Her mother suggested an online dating service for people with disabilities, like the one that asks, in addition to all the regular dating site questions, "Are you willing to date someone in a wheelchair or scooter?"
Actually, Natalie says, she'd prefer not to. She wants to meet someone who can expose her to something new.
"I just want to see the world from their point of view," she said. "You want to know what it's like to run around a track or dance. I know what it's like to live in a wheelchair, and it's pretty hard. I just want to know how the other half of the world, that's not in a wheelchair, lives and thinks."
Natalie lives in her wheelchair - seat belt clasped - pretty much all day long. She can talk on the phone, feed herself and get online, with the help of her big touch-screen computer. But to move around without her wheelchair, she needs a hand.
An aide comes to her apartment four times a day to help her with what most take for granted: brushing her teeth, showering, fixing her hair and getting dressed.
She can leave her West Park basement apartment whenever she wants but can't just get in a car and drive away. She calls the city's Dial-a-Ride service, with its wheelchair-accessible buses, to go to Wal-Mart, the mall or her job as a receptionist at Concourse Industries.
A new phase
Now that her pageant career is over, Natalie knows it's time to define the next phase of her life.
Joyce wants her daughter to be happy in her life. Her teaching experience helped her understand her children's disabilities - her son has a developmental disability as a result of a genetic condition - and raise them to be independent people. At the same time, she says, "knowing those things did not make it any easier. I hurt for the things that my kids have been shortchanged on, but I have to be happy for the things that they've excelled in."

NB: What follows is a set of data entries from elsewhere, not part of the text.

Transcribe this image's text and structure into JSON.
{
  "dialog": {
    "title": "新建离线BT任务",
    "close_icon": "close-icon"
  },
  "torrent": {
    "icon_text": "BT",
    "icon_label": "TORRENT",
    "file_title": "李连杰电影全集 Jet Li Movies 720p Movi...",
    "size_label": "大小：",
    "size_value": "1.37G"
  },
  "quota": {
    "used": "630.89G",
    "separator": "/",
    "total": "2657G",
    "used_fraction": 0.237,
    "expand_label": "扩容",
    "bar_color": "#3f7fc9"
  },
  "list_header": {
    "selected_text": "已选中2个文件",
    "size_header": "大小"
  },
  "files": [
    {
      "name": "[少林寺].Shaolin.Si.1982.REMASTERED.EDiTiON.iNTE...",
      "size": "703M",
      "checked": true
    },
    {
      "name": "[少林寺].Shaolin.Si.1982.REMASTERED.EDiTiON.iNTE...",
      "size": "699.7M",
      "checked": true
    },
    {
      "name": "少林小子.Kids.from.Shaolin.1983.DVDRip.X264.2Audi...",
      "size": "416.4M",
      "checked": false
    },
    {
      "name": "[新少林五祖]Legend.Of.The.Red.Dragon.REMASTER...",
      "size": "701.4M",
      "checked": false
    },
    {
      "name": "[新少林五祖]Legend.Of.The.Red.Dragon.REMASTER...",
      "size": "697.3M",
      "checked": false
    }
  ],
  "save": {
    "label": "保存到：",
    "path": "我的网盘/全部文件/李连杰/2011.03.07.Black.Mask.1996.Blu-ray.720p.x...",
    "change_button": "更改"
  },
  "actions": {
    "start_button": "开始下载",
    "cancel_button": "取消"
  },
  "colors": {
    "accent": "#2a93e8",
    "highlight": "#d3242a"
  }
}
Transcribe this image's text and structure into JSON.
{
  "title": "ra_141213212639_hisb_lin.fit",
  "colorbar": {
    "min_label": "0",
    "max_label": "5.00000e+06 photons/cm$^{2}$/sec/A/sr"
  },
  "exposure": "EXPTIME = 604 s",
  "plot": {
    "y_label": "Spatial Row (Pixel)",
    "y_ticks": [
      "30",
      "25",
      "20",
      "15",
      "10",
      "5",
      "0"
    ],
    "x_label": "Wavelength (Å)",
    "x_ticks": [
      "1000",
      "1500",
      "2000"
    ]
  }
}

Natalie would like to go to college and earn a degree, and also become a speaker, talking to schoolchildren about disability acceptance.
As Natalie leaves for work, she opens her door by pressing a button and letting an electric motor do the work. She steers her wheelchair down the hallway and rounds the corner, and there's a group of the building's elderly women residents standing and chatting by someone's door. She approaches, and they don't move out of the way, just chat, blocking the way.
"Excuse me, ladies," Natalie finally says, and they look at her and make room.
She heads outside to a sunny day to wait for her bus, not sure what shape her life will take this month, this summer or after she turns 30. But she has faith that she's got something important to offer, goals to accomplish, a life to live.
"Who knows what corner I'll turn around next?"